# Gaussian Random Walks: The N-step Distribution

This past evening, my former quiz bowl teammate turned co-worker (not to mention long-time friend) Michael Whittaker tossed a number of math problems my way. One in particular caught my interest:

Say you’ve got a normal random variable with mean zero and variance one. Draw a sample from that distribution. Now take that point you’ve just sampled and spawn a unit-variance normal distribution centered around it; draw a sample from this distribution. Continue this process $N$ times for arbitrary $N$. What is the distribution of the $N$th sample?

Michael told me that he and his friends at Cornell thought up this problem during a lull in a dinner-time conversation. The solution is after the break. A hint: It’s either simpler than it appears or, if you’ve done a bit of math, just as simple as it appears.

* * *

There are at least two ways to tackle this problem: the scientist’s way and the mathematician’s way. We’ll take a look at both; as is often the case, the scientific method builds intuition, which the mathematical method then reifies.

The scientist’s way
When working with distributions, simulations can help you better understand the problem at hand. Even if you can’t determine the shape of the desired distribution from first principles, you can at least get a sense of what it should look like by sampling and plotting using your scientific programming language of choice (Julia’s mine). Like so:

Lo and behold: a normal distribution! The scientist or engineer might call it a day and stop here; that’d be fine. The distribution does, after all, look irrefutably normal. But if an image doesn’t quite satisfy you, if you want to know that it’s normal, then read on.

A wild normal appears! No, I don’t play Pokémon Go.

The mathematician’s way
A helpful step in approaching a math problem is to cast it in mathematical language. Here’s a natural way to do so:

Say that we have a sequence $X_1$, $X_2$, $\ldots$, $X_N$ of random variables, where $X_i \sim \mathcal N(X_{i-1}, 1)$, $X_1 \sim \mathcal N(0, 1)$. What is the distribution of $X_N$?

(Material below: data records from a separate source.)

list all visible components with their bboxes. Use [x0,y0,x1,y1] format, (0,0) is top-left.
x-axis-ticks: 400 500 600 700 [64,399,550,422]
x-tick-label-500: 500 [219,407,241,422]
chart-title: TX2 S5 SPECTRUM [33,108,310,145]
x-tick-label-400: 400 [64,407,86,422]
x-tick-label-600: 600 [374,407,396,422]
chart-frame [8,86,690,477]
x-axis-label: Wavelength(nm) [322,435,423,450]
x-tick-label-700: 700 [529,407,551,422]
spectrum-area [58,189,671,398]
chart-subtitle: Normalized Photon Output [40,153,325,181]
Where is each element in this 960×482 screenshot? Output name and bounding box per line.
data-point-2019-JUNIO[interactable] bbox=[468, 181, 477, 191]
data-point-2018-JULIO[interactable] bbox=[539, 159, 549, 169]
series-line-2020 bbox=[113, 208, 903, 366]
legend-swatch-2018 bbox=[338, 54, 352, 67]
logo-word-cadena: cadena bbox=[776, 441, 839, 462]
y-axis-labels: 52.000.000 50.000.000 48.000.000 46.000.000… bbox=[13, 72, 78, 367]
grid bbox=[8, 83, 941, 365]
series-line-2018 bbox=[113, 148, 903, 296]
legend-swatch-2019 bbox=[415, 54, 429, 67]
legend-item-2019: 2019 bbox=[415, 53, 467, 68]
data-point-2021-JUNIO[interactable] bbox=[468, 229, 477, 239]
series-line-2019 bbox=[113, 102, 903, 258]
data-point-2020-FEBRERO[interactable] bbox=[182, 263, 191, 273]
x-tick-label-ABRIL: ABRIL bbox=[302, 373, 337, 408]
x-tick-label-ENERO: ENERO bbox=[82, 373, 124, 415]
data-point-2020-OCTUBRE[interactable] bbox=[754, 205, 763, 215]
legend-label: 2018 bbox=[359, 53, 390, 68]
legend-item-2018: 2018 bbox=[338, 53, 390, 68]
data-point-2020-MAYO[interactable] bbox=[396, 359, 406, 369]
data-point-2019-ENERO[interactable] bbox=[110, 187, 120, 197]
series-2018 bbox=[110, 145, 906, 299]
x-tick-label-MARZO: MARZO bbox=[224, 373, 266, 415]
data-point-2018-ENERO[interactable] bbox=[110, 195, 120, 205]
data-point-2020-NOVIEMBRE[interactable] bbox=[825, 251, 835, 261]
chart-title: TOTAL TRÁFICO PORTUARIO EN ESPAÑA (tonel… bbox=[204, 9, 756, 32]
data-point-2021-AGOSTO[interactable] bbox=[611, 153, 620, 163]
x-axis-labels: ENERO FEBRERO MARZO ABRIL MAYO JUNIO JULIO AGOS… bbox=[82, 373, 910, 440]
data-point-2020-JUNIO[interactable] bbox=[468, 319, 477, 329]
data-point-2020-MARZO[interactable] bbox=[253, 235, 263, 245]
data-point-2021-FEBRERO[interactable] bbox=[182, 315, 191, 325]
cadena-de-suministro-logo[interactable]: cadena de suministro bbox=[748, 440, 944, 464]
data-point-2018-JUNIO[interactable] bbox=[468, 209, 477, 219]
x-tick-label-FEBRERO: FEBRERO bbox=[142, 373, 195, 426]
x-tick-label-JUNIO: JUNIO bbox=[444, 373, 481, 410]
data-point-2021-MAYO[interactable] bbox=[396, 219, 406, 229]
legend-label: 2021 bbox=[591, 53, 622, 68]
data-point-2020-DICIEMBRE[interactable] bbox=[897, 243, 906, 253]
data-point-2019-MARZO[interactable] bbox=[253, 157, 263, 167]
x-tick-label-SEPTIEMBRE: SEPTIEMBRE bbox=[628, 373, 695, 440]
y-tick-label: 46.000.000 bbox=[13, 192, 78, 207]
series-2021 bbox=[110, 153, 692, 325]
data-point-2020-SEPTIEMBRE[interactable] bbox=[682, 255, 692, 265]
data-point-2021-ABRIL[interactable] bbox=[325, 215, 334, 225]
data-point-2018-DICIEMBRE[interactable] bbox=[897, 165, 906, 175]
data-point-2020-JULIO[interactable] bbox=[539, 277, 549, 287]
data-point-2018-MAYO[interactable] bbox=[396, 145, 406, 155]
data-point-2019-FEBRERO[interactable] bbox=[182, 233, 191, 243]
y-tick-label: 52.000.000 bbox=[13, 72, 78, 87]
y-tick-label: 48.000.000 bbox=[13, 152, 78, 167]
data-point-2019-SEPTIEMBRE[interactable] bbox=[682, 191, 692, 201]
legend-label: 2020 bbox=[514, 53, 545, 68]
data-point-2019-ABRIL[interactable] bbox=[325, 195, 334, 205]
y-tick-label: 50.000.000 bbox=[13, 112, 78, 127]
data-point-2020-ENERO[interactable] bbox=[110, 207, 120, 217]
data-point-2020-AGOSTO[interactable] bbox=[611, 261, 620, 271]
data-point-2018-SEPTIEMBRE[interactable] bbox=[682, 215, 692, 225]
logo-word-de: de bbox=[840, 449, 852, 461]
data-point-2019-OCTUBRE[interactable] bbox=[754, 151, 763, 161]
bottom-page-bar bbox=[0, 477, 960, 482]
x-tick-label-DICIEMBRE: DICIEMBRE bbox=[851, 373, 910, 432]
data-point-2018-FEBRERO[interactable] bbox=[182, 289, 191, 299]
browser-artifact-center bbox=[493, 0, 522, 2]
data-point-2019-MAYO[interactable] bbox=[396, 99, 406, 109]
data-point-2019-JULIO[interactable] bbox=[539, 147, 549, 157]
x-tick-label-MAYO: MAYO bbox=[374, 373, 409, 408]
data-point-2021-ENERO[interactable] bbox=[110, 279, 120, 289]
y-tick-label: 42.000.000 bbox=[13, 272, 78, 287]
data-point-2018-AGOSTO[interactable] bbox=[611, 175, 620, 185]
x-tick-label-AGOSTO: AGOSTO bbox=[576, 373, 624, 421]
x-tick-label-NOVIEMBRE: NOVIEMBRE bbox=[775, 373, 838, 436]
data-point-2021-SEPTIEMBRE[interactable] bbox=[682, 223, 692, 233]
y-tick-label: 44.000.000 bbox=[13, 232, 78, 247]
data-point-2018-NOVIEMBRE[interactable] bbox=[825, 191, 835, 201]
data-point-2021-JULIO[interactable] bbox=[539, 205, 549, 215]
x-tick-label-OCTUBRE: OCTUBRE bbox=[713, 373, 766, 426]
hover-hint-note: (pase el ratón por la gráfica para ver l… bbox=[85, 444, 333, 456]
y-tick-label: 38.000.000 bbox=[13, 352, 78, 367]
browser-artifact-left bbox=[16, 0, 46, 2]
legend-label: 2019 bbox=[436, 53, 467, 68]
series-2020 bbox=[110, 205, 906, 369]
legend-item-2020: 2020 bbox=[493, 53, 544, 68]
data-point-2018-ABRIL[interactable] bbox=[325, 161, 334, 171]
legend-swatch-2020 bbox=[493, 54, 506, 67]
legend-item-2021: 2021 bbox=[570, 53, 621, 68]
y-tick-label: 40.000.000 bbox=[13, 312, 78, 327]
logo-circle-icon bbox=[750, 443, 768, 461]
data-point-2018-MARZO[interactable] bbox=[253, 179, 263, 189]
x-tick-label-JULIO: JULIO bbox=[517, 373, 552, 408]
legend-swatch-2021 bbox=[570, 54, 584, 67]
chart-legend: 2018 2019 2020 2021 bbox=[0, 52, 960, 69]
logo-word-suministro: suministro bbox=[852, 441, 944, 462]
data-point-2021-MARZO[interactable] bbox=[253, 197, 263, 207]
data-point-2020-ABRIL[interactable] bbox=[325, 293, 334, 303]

Writing the problem in this form makes it clear that each $X_i$ depends only on the sample drawn directly before it (we say that the process obeys the Markov property ). A wonderful pattern emerges upon closer inspection: $X_i \sim \mathcal N(X_{i-1}, \sigma^2) = X_{i-1} + \mathcal N(0, \sigma^2)$. Unrolling the recursion, we get that $X_N \sim \sum_{i=1}^{N} Y_i$, where the $Y_i$ are i.i.d. zero-mean normal distributions with variance $\sigma^2$. We conclude that $X_N \sim \mathcal N(0, N\sigma^2)$. $\square$

In Julia, the second parameter of the Normal function is the standard deviation of the distribution, not the variance.

Endnotes
[1] The process described in this problem is a Gaussian random walk, a type of Markov process with applications to stock prices.
[2] I’ve uploaded my IPython notebook to Github for reproducibility.